Sasha Lane and Shia LaBeouf in American Honey
Andrea Arnold discovered Sasha Lane at a beach.
The (now) 21-year-old Texan had no plans to ever do any acting before the British filmmaker (Fish Tank, Wuthering Heights) cast her in the lead role for her film American Honey. Now Lane has spent the better part of this year doing press junkets, conferences, Q&As and red carpets on the festival circuit. When I spoke to her, the film had just hit theatres in Los Angeles and New York. The adventure, it seems, is winding down.
“I definitely have a bit of anxiety with it, but lately I’ve found more peace with letting go and moving on and building towards something else,” she says.

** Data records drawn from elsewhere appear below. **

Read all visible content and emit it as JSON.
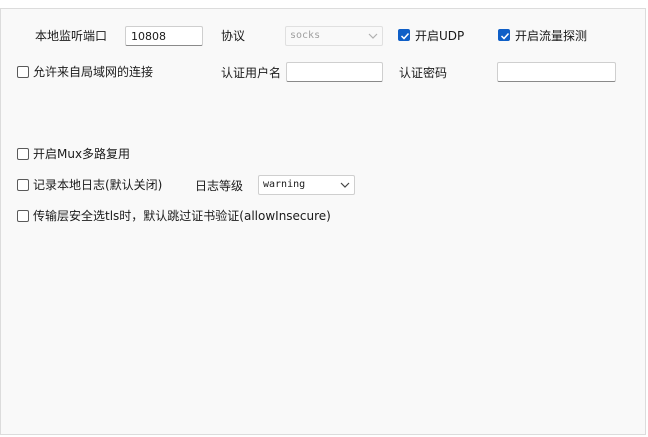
{
  "local_port": {
    "label": "本地监听端口",
    "value": "10808"
  },
  "protocol": {
    "label": "协议",
    "selected": "socks"
  },
  "enable_udp": {
    "label": "开启UDP",
    "checked": true
  },
  "enable_sniffing": {
    "label": "开启流量探测",
    "checked": true
  },
  "allow_lan": {
    "label": "允许来自局域网的连接",
    "checked": false
  },
  "auth_username": {
    "label": "认证用户名",
    "value": ""
  },
  "auth_password": {
    "label": "认证密码",
    "value": ""
  },
  "enable_mux": {
    "label": "开启Mux多路复用",
    "checked": false
  },
  "log_local": {
    "label": "记录本地日志(默认关闭)",
    "checked": false
  },
  "log_level": {
    "label": "日志等级",
    "selected": "warning"
  },
  "allow_insecure": {
    "label": "传输层安全选tls时，默认跳过证书验证(allowInsecure)",
    "checked": false
  },
  "colors": {
    "accent": "#0f5fc7",
    "panel_bg": "#f9f9f9"
  }
}
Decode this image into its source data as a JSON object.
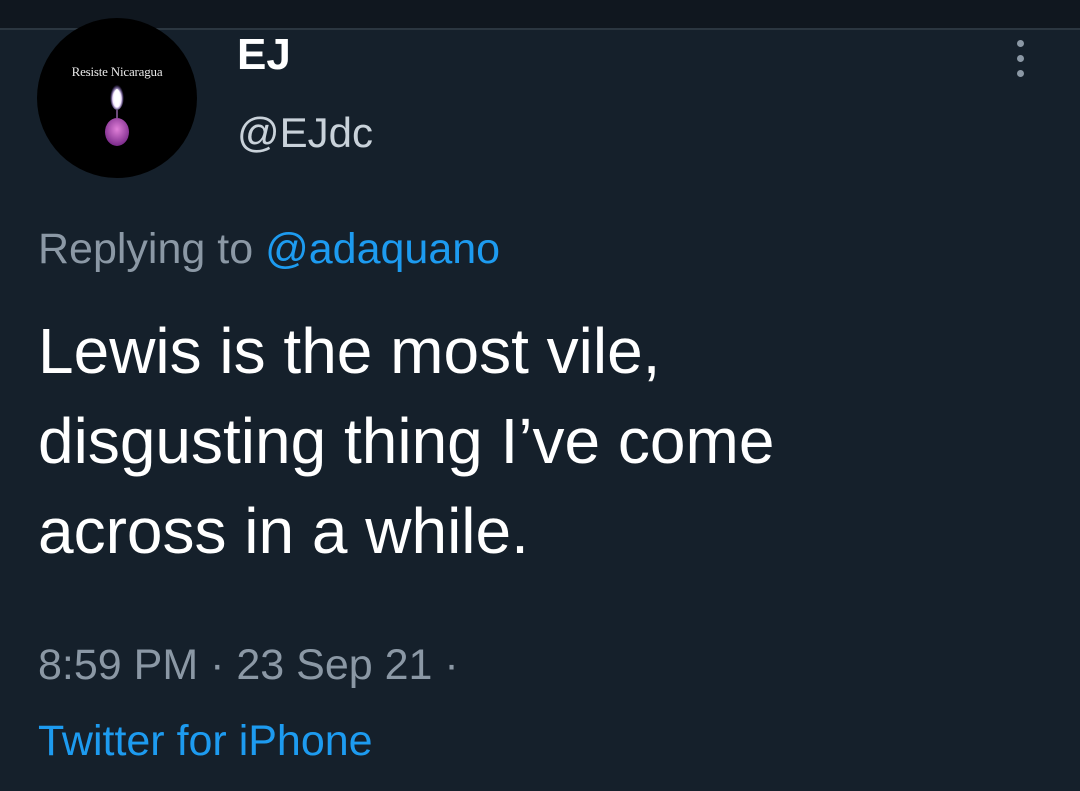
{
  "tweet": {
    "author": {
      "display_name": "EJ",
      "handle": "@EJdc",
      "avatar_text": "Resiste Nicaragua",
      "avatar_icon": "candle-icon"
    },
    "reply_context": {
      "prefix": "Replying to",
      "mention": "@adaquano"
    },
    "text_lines": [
      "Lewis is the most vile,",
      "disgusting thing I’ve come",
      "across in a while."
    ],
    "timestamp": {
      "time": "8:59 PM",
      "date": "23 Sep 21",
      "separator": "·"
    },
    "source": "Twitter for iPhone",
    "more_icon": "more-vertical-icon"
  },
  "colors": {
    "background": "#15202b",
    "text_primary": "#ffffff",
    "text_secondary": "#8b98a5",
    "accent": "#1d9bf0"
  }
}
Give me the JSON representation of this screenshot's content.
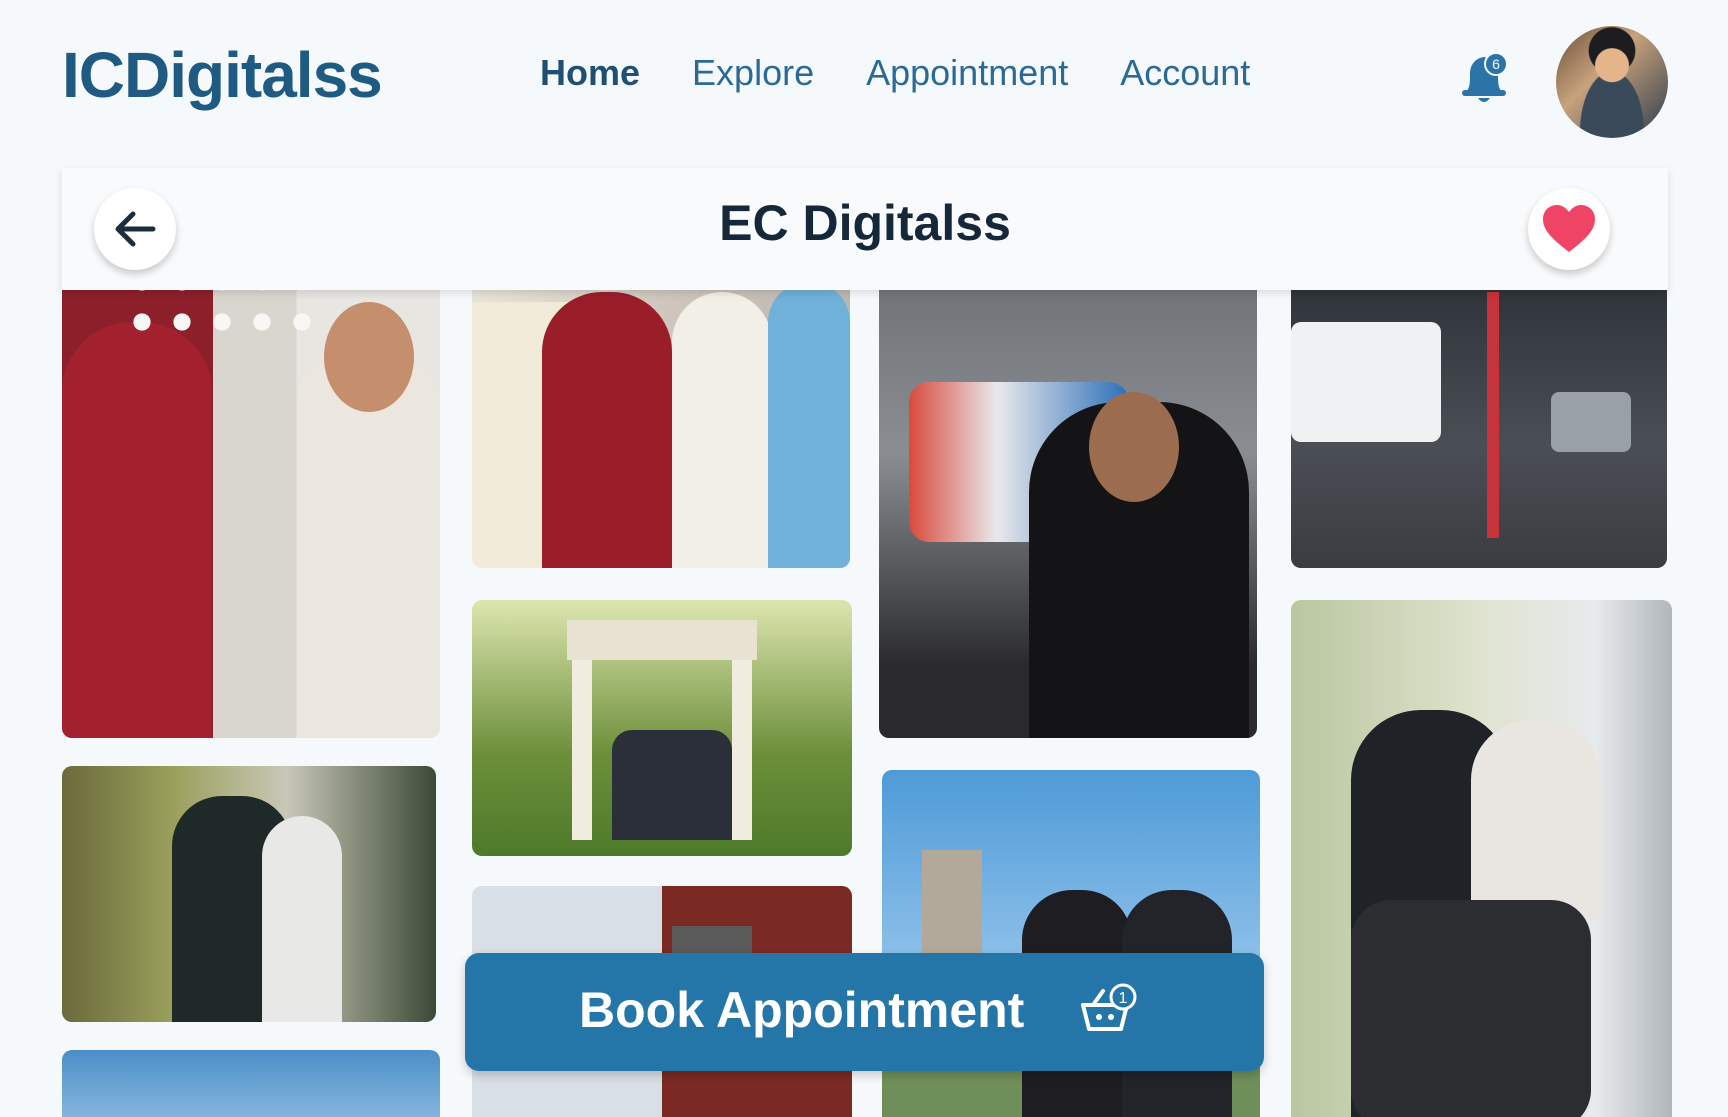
{
  "brand": {
    "name": "ICDigitalss"
  },
  "nav": {
    "items": [
      {
        "label": "Home",
        "active": true
      },
      {
        "label": "Explore",
        "active": false
      },
      {
        "label": "Appointment",
        "active": false
      },
      {
        "label": "Account",
        "active": false
      }
    ]
  },
  "notifications": {
    "count": "6",
    "icon": "bell-icon"
  },
  "profile": {
    "icon": "user-avatar"
  },
  "header": {
    "title": "EC Digitalss",
    "back_icon": "arrow-left-icon",
    "favorite_icon": "heart-icon"
  },
  "cta": {
    "label": "Book Appointment",
    "cart_count": "1",
    "icon": "basket-icon"
  },
  "colors": {
    "brand": "#1f5a82",
    "button": "#2576a8",
    "heart": "#ef4466",
    "bell": "#2b74a8"
  },
  "gallery": {
    "photos": [
      "wedding couple with rose",
      "family wedding portrait",
      "man with race car",
      "car repair garage",
      "couple kissing by fence",
      "group at gazebo",
      "couple on motorcycle",
      "two men at university",
      "brick building entrance",
      "sky landscape"
    ]
  }
}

I ask her if speaking about the movie so much has changed her own opinion and vision of it over time.“I still have the same feeling,” she says. “Maybe I feel it a little more. Everything was just personal before and now I can see the big picture, and my conversations with Andrea give me a bit of a different view. But I’m still very much close to it.”

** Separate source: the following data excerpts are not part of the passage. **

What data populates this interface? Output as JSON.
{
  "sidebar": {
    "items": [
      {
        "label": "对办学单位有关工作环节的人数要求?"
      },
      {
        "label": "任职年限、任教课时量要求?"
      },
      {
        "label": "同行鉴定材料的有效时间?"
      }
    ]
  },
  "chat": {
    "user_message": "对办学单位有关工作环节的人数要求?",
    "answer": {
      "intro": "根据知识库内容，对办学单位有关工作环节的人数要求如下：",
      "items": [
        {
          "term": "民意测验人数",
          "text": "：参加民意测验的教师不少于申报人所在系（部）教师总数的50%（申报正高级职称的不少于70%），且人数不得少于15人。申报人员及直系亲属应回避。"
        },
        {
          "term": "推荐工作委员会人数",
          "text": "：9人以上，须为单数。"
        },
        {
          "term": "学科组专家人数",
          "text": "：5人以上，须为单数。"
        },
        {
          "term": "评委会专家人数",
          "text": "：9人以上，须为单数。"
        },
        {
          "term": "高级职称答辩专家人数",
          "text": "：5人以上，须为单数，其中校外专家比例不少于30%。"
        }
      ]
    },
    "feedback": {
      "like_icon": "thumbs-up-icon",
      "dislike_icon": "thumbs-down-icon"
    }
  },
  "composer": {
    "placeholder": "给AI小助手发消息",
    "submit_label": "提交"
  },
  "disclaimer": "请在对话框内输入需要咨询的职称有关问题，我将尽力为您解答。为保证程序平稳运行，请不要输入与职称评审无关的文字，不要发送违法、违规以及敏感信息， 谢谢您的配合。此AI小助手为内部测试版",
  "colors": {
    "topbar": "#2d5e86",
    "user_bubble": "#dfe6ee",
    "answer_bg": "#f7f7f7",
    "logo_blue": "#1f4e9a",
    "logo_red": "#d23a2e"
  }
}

Lane plays Star, a disenfranchised young woman who has become the de facto caretaker for her two younger foster siblings in the “absence” of her foster parents. While dumpster diving one day, she notices a group of people pile out of a van to raid the local grocery store. She catches the eye of Jake (Shia LaBeouf), the rat-tailed alpha dog of the group, who recruits her to join what turns out to be a mobile gang of magazine subscription salespeople. The subscriptions they sell are legit (probably), but everything they say and do to obtain them is born out of yarn spinning and manipulation, a way to obtain the bare minimum required by the crew’s actual boss (Riley Keough) to stay on the team.

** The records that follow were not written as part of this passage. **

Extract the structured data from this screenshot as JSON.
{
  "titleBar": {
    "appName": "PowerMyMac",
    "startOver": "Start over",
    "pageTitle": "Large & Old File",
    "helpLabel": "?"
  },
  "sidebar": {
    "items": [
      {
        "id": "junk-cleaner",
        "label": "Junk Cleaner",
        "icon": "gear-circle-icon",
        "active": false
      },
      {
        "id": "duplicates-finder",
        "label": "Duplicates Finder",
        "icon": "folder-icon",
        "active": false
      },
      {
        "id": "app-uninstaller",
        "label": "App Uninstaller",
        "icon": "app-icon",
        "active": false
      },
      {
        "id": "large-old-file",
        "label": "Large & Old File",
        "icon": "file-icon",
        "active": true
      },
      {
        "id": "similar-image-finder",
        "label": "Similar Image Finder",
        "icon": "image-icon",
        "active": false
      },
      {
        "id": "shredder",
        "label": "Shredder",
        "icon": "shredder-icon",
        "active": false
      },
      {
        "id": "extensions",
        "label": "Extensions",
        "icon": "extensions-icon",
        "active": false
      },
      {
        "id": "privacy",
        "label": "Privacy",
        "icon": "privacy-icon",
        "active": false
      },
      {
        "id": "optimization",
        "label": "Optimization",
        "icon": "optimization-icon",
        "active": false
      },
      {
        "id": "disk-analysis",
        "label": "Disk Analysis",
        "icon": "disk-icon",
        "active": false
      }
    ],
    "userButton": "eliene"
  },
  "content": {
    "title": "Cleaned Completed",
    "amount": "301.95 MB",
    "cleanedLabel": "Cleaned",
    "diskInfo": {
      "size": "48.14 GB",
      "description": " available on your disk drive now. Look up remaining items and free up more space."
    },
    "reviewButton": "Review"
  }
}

American Honey has the feeling of a long road trip, partly because that’s more or less exactly what it was. The film was shot chronologically, with a cast comprised mostly of other actors who, like Lane, had no film experience.
“It’s like a yearbook of our summer,” she said. “I constantly remember the feelings that I had and what was happening each day. A lot of us had never acted before, so how we were feeling that day would sometimes actually show through. It’s like, ‘Woah, man, we’re watching our lives!’”
Lane has a particular vantage point on the job of acting considering it’s something that she had absolutely no concept of, having been handpicked by Arnold rather than cast, say, through an open audition.
“Oh my gosh, everything!” she says when asked what surprised her. “It’s so much work! It gave me such respect for actors and everyone involved in production. The entire thing, I was like ‘Woah, what?!’”
The film is, simply put, exhausting — not just on an emotional level but also on a purely visceral level. Arnold shoots (as she did all her previous films) in 1.33:1 aspect ratio. We tend to associate this ratio to crappy pan-and-scan DVDs from the early 2000s, but here it has a magnifying effect, putting the viewer right up in the protagonists’ faces. Though a singular viewing experience, it’s not the kind of film that I’d call compulsively rewatchable; case in point, Lane has only seen it once.
“It hits so hard,” she says. “Even just seeing the trailers or the ending, that still exhausts me both emotionally and physically. I can’t keep putting that toll on my mind and body (laughs).”
It’s easy to forget, watching the film, that it isn’t a documentary. “Even I forgot!” exclaims Lane. “Andrea created such a world for us: here are your platforms, here are your little bubbles, there’s nothing outside of it. So you were just in it. Even having a camera practically touching my face, being in that moment, you forget. I had a really good connection with Robby (Ryan, the cinematographer) as well, so American Honey we were just feeding out of that. It kinda felt like he was just another homie in the van that was hella close to me!” ■
American Honey opens in theatres on Friday, Oct. 14.